Airlines battles, passengers suffering

Flight KQ 474U from Kigali International Airport to Nairobi has stopped checking-in, some body announced. Intuition

Flight KQ 474U from Kigali International Airport to Nairobi has stopped checking-in, some body announced. Intuition

The announcement meant many passengers booked on Kenya Airways (KQ) could not connect out of Kigali to their destination, probably until the next day as that was the last flight.

But Alex Mugume, Kenya Airways’ supervisor at Kigali International Airport said, "We no longer have any business with Rwandair until the airline sorts out it self."

The uncertainties between Rwandair and Kenya Airways are causing inconveniences to passengers flying to and from Kigali International Airport. On several occasions they cannot connect to their destinations.

This started when Kenya Airways suspended code share agreement with Rwandair on grounds that their business partner had operational safety issues to sort out.

Rwanda air has since refuted any outstanding issues, wondering how Civil Aviation Authorities of Kenya, Rwanda, Uganda and South Africa could have allowed the airline to operate in those countries without certification.

Before the marriage broke, Kenya airways would advise their passengers to sign indemnity forms with disclaimers, a move Rwandair management calls unprofessional.

Rwandair management says they were being used as a punching bag.

"We are being punished for hiring an aircraft from Kenya Airways business rival," Gerald Zirimwabagabo said.

Titus Naikuni, Kenya Airways Chief Executive Officer said as a reputable airline, Kenya Airways had to bring to the attention of their clients and give them the option of making the decision whether they would want to fly with the 3rd party airline with or without any liability on the part of Kenya airways.

This indemnification was not in any way "meant to imply that the 3rd party carrier is unsafe."

Kenya Airways says is an International Air Transport Association Operational Safety Audit (IOSA) certified carrier. ‘Therefore could not risk dealing with Rwanda Air which is not IOSA certified.’

A statement from Kenya Airways head office says the contract provides that before the latter enters into a code share contract with a 3rd party airline, the 3rd party airline has to either be IOSA certified or to have passed a safety audit by Kenya Airways.

"This whole safety certification process is also required of us by other airlines with whom we operate code shares as well as by our Skyteam partners.
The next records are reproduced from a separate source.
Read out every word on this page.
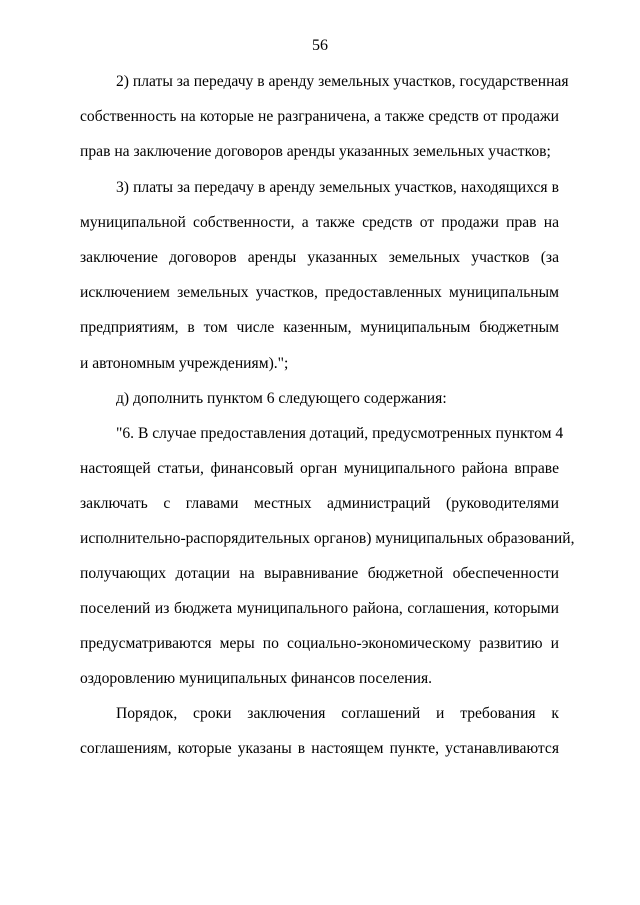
56
2) платы за передачу в аренду земельных участков, государственная
собственность на которые не разграничена, а также средств от продажи
прав на заключение договоров аренды указанных земельных участков;
3) платы за передачу в аренду земельных участков, находящихся в
муниципальной собственности, а также средств от продажи прав на
заключение договоров аренды указанных земельных участков (за
исключением земельных участков, предоставленных муниципальным
предприятиям, в том числе казенным, муниципальным бюджетным
и автономным учреждениям).";
д) дополнить пунктом 6 следующего содержания:
"6. В случае предоставления дотаций, предусмотренных пунктом 4
настоящей статьи, финансовый орган муниципального района вправе
заключать с главами местных администраций (руководителями
исполнительно-распорядительных органов) муниципальных образований,
получающих дотации на выравнивание бюджетной обеспеченности
поселений из бюджета муниципального района, соглашения, которыми
предусматриваются меры по социально-экономическому развитию и
оздоровлению муниципальных финансов поселения.
Порядок, сроки заключения соглашений и требования к
соглашениям, которые указаны в настоящем пункте, устанавливаются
If we flout this regulation like in the case of Rwanda Air, then we run the risk of losing our code shares," he said.

A statement from KQ says after suspending the agreement, KQ passengers are no longer required to sign the indemnification forms since all KQ flights are rerouted.

Kenya Airways also operates daily flights to Kigali and to over 30 African destinations. It currently operates Code shares with Air Mauritius, Precision Air, Korean Air, Mozambique Airlines, KLM and Air France.

Without a long distance hauler, passengers booked on Rwandair, at times get stranded for hours before they are booked on other planes the airline has code share agreements.